SUMMARY
European growth could suffer by more amid any global slowdown. While we see some value in these markets already, investors may hold back from overweighting regional shares for now.
- The global economy’s upward momentum is fading – Given Europe’s sensitivity to external demand dynamics, the loss of momentum in global economic activity could make investors more cautious about adding exposure to European assets in the short-term unless there were to be some surprisingly positive geo-political developments.
- Record gap between manufacturing and services sector activity – Historically, when the gap widens beyond -5 points, the services activity measure troughs within zero and four months. Excluding the pandemic, the average trough was 46.7 for services sector activity and 44.8 for the composite PMI output, suggesting that in the short-term the direction of travel is likely to be towards weaker PMI readings as the contraction in manufacturing begins to affect services.
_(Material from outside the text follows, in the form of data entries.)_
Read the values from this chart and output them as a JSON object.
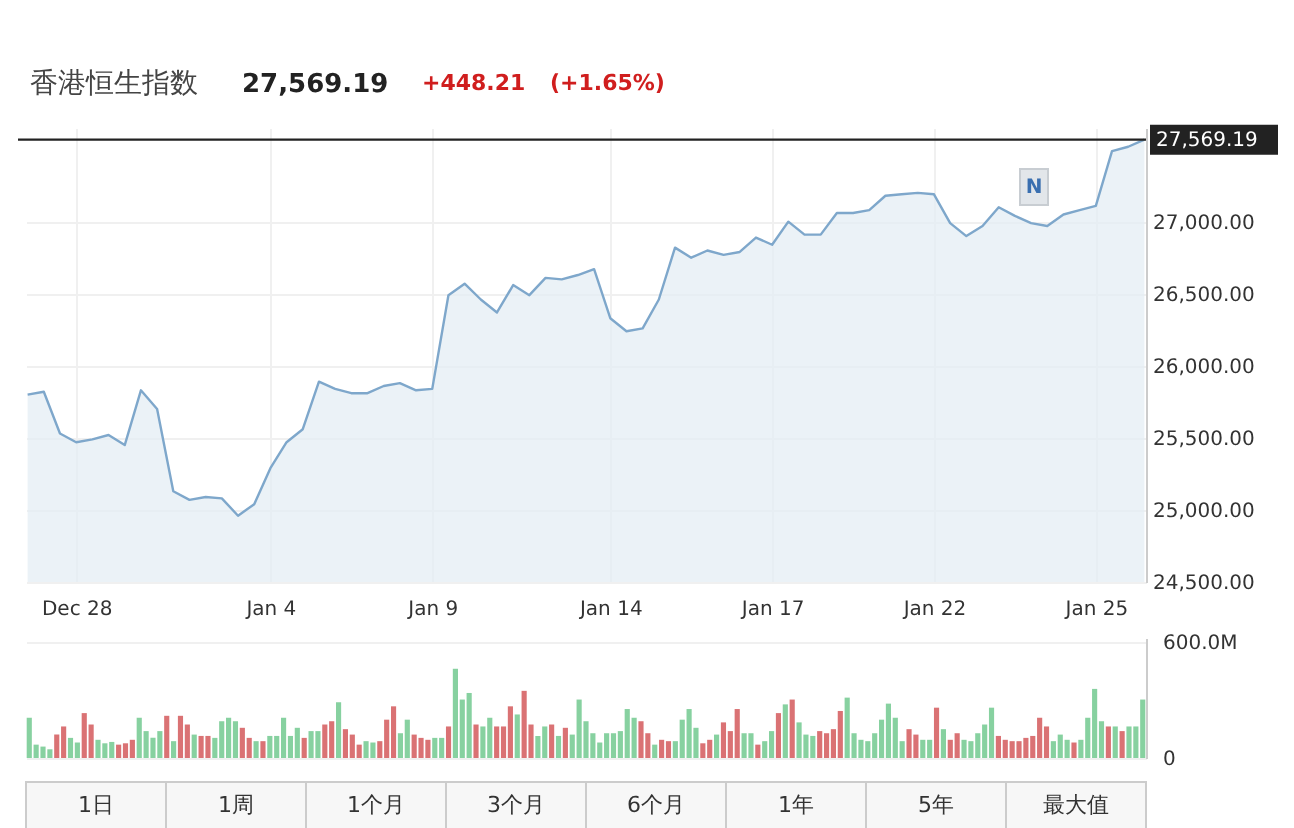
{
  "chart_data": [
    {
      "type": "area",
      "title": "香港恒生指数",
      "annotations": [
        "27,569.19",
        "+448.21",
        "(+1.65%)",
        {
          "text": "N",
          "y": 27240
        }
      ],
      "categories": [
        null,
        null,
        null,
        "Dec 28",
        null,
        null,
        null,
        null,
        null,
        null,
        null,
        null,
        null,
        null,
        null,
        "Jan 4",
        null,
        null,
        null,
        null,
        null,
        null,
        null,
        null,
        null,
        "Jan 9",
        null,
        null,
        null,
        null,
        null,
        null,
        null,
        null,
        null,
        null,
        "Jan 14",
        null,
        null,
        null,
        null,
        null,
        null,
        null,
        null,
        null,
        "Jan 17",
        null,
        null,
        null,
        null,
        null,
        null,
        null,
        null,
        null,
        "Jan 22",
        null,
        null,
        null,
        null,
        null,
        null,
        null,
        null,
        null,
        "Jan 25",
        null,
        null,
        null
      ],
      "values": [
        25800,
        25820,
        25530,
        25470,
        25490,
        25520,
        25450,
        25830,
        25700,
        25130,
        25070,
        25090,
        25080,
        24960,
        25040,
        25290,
        25470,
        25560,
        25890,
        25840,
        25810,
        25810,
        25860,
        25880,
        25830,
        25840,
        26490,
        26570,
        26460,
        26370,
        26560,
        26490,
        26610,
        26600,
        26630,
        26670,
        26330,
        26240,
        26260,
        26460,
        26820,
        26750,
        26800,
        26770,
        26790,
        26890,
        26840,
        27000,
        26910,
        26910,
        27060,
        27060,
        27080,
        27180,
        27190,
        27200,
        27190,
        26990,
        26900,
        26970,
        27100,
        27040,
        26990,
        26970,
        27050,
        27080,
        27110,
        27490,
        27520,
        27570
      ],
      "color": "#7ea7cb",
      "ylim": [
        24500,
        27650
      ],
      "yticks": [
        {
          "value": 24500,
          "label": "24,500.00"
        },
        {
          "value": 25000,
          "label": "25,000.00"
        },
        {
          "value": 25500,
          "label": "25,500.00"
        },
        {
          "value": 26000,
          "label": "26,000.00"
        },
        {
          "value": 26500,
          "label": "26,500.00"
        },
        {
          "value": 27000,
          "label": "27,000.00"
        }
      ],
      "ref_lines": [
        {
          "axis": "y",
          "value": 27569.19,
          "label": "27,569.19",
          "color": "#222222"
        }
      ],
      "grid": true
    },
    {
      "type": "bar",
      "categories": [
        null,
        null,
        null,
        null,
        null,
        null,
        null,
        null,
        null,
        null,
        null,
        null,
        null,
        null,
        null,
        null,
        null,
        null,
        null,
        null,
        null,
        null,
        null,
        null,
        null,
        null,
        null,
        null,
        null,
        null,
        null,
        null,
        null,
        null,
        null,
        null,
        null,
        null,
        null,
        null,
        null,
        null,
        null,
        null,
        null,
        null,
        null,
        null,
        null,
        null,
        null,
        null,
        null,
        null,
        null,
        null,
        null,
        null,
        null,
        null,
        null,
        null,
        null,
        null,
        null,
        null,
        null,
        null,
        null,
        null,
        null,
        null,
        null,
        null,
        null,
        null,
        null,
        null,
        null,
        null,
        null,
        null,
        null,
        null,
        null,
        null,
        null,
        null,
        null,
        null,
        null,
        null,
        null,
        null,
        null,
        null,
        null,
        null,
        null,
        null,
        null,
        null,
        null,
        null,
        null,
        null,
        null,
        null,
        null,
        null,
        null,
        null,
        null,
        null,
        null,
        null,
        null,
        null,
        null,
        null,
        null,
        null,
        null,
        null,
        null,
        null,
        null,
        null,
        null,
        null,
        null,
        null,
        null,
        null,
        null,
        null,
        null,
        null,
        null,
        null,
        null,
        null,
        null,
        null,
        null,
        null,
        null,
        null,
        null,
        null,
        null,
        null,
        null,
        null,
        null,
        null,
        null,
        null,
        null,
        null,
        null,
        null,
        null
      ],
      "values": [
        208,
        69,
        59,
        45,
        121,
        163,
        104,
        80,
        232,
        173,
        94,
        76,
        83,
        69,
        76,
        94,
        208,
        139,
        104,
        139,
        218,
        87,
        218,
        173,
        121,
        114,
        114,
        104,
        190,
        208,
        190,
        156,
        104,
        87,
        87,
        114,
        114,
        208,
        114,
        156,
        104,
        139,
        139,
        173,
        190,
        288,
        149,
        121,
        69,
        87,
        80,
        87,
        198,
        267,
        128,
        198,
        121,
        104,
        94,
        104,
        104,
        163,
        461,
        302,
        336,
        173,
        163,
        208,
        163,
        163,
        267,
        225,
        347,
        173,
        114,
        163,
        173,
        114,
        156,
        121,
        302,
        190,
        128,
        80,
        128,
        128,
        139,
        253,
        208,
        190,
        128,
        69,
        94,
        87,
        87,
        198,
        253,
        156,
        76,
        94,
        121,
        184,
        139,
        253,
        128,
        128,
        69,
        87,
        139,
        232,
        277,
        302,
        184,
        121,
        114,
        139,
        128,
        149,
        243,
        312,
        128,
        94,
        87,
        128,
        198,
        281,
        208,
        87,
        149,
        121,
        94,
        94,
        260,
        149,
        94,
        128,
        94,
        87,
        128,
        173,
        260,
        114,
        94,
        87,
        87,
        104,
        114,
        208,
        163,
        87,
        121,
        94,
        80,
        94,
        208,
        357,
        190,
        163,
        163,
        139,
        163,
        163,
        302
      ],
      "colors": [
        "#72c98f",
        "#72c98f",
        "#72c98f",
        "#72c98f",
        "#d4595c",
        "#d4595c",
        "#72c98f",
        "#72c98f",
        "#d4595c",
        "#d4595c",
        "#72c98f",
        "#72c98f",
        "#72c98f",
        "#d4595c",
        "#d4595c",
        "#d4595c",
        "#72c98f",
        "#72c98f",
        "#72c98f",
        "#72c98f",
        "#d4595c",
        "#72c98f",
        "#d4595c",
        "#d4595c",
        "#72c98f",
        "#d4595c",
        "#d4595c",
        "#72c98f",
        "#72c98f",
        "#72c98f",
        "#72c98f",
        "#d4595c",
        "#d4595c",
        "#72c98f",
        "#d4595c",
        "#72c98f",
        "#72c98f",
        "#72c98f",
        "#72c98f",
        "#72c98f",
        "#d4595c",
        "#72c98f",
        "#72c98f",
        "#d4595c",
        "#d4595c",
        "#72c98f",
        "#d4595c",
        "#d4595c",
        "#d4595c",
        "#72c98f",
        "#72c98f",
        "#d4595c",
        "#d4595c",
        "#d4595c",
        "#72c98f",
        "#72c98f",
        "#d4595c",
        "#d4595c",
        "#d4595c",
        "#72c98f",
        "#72c98f",
        "#d4595c",
        "#72c98f",
        "#72c98f",
        "#72c98f",
        "#d4595c",
        "#72c98f",
        "#72c98f",
        "#d4595c",
        "#d4595c",
        "#d4595c",
        "#72c98f",
        "#d4595c",
        "#d4595c",
        "#72c98f",
        "#72c98f",
        "#d4595c",
        "#72c98f",
        "#d4595c",
        "#72c98f",
        "#72c98f",
        "#72c98f",
        "#72c98f",
        "#72c98f",
        "#72c98f",
        "#72c98f",
        "#72c98f",
        "#72c98f",
        "#72c98f",
        "#d4595c",
        "#d4595c",
        "#72c98f",
        "#d4595c",
        "#d4595c",
        "#72c98f",
        "#72c98f",
        "#72c98f",
        "#72c98f",
        "#d4595c",
        "#d4595c",
        "#72c98f",
        "#d4595c",
        "#d4595c",
        "#d4595c",
        "#72c98f",
        "#72c98f",
        "#d4595c",
        "#72c98f",
        "#72c98f",
        "#d4595c",
        "#72c98f",
        "#d4595c",
        "#72c98f",
        "#72c98f",
        "#72c98f",
        "#d4595c",
        "#d4595c",
        "#d4595c",
        "#d4595c",
        "#72c98f",
        "#72c98f",
        "#72c98f",
        "#72c98f",
        "#72c98f",
        "#72c98f",
        "#72c98f",
        "#72c98f",
        "#72c98f",
        "#d4595c",
        "#d4595c",
        "#72c98f",
        "#72c98f",
        "#d4595c",
        "#72c98f",
        "#d4595c",
        "#d4595c",
        "#72c98f",
        "#72c98f",
        "#72c98f",
        "#72c98f",
        "#72c98f",
        "#d4595c",
        "#d4595c",
        "#d4595c",
        "#d4595c",
        "#d4595c",
        "#d4595c",
        "#d4595c",
        "#d4595c",
        "#72c98f",
        "#72c98f",
        "#72c98f",
        "#d4595c",
        "#72c98f",
        "#72c98f",
        "#72c98f",
        "#72c98f",
        "#d4595c",
        "#72c98f",
        "#d4595c",
        "#72c98f",
        "#72c98f",
        "#72c98f"
      ],
      "ylim": [
        0,
        620
      ],
      "yticks": [
        0,
        {
          "value": 600,
          "label": "600.0M"
        }
      ],
      "tick_labels": "y",
      "grid": "y"
    },
    {
      "type": "other",
      "annotations": [
        "1日",
        "1周",
        "1个月",
        "3个月",
        "6个月",
        "1年",
        "5年",
        "最大值"
      ]
    }
  ]
}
- Europe will improve, but this is likely to be a 2024 story – We think that economic activity is likely to remain constrained in the aftermath of one of the largest monetary policy tightening episodes in history, unless inflation pressures were to decline very rapidly, or China’s reopening story were to regain momentum. But in the medium term, the balance of risks between headwinds and tailwinds suggest that Europe will be in stronger position to outperform.
- Opportunities are presenting themselves in medium- and small-cap equity markets – The latter, especially compared to US 10-year real rates, look fairly-valued, and have significantly strengthened their balance sheets.
- Relative valuations – Compared to expensive large-caps, European small-caps look cheap both on an absolute and a relative price to earnings (P/E) basis. The price to sales (P/S) ratio shows that European small caps screen cheap relative to European large caps.
- Conclusion – Following a year of clear underperformance in 2022, as we search for opportunities in this volatile market environment, we would argue that European small-cap equities are becoming more attractive on many metrics. Fundamentals look strong and valuations are cheap. Despite the likelihood of a global economic slowdown in coming quarters, and despite the banking system adopting a more cautious attitude towards these smaller firms, we think that a point will come at which removing this underweight will be justified.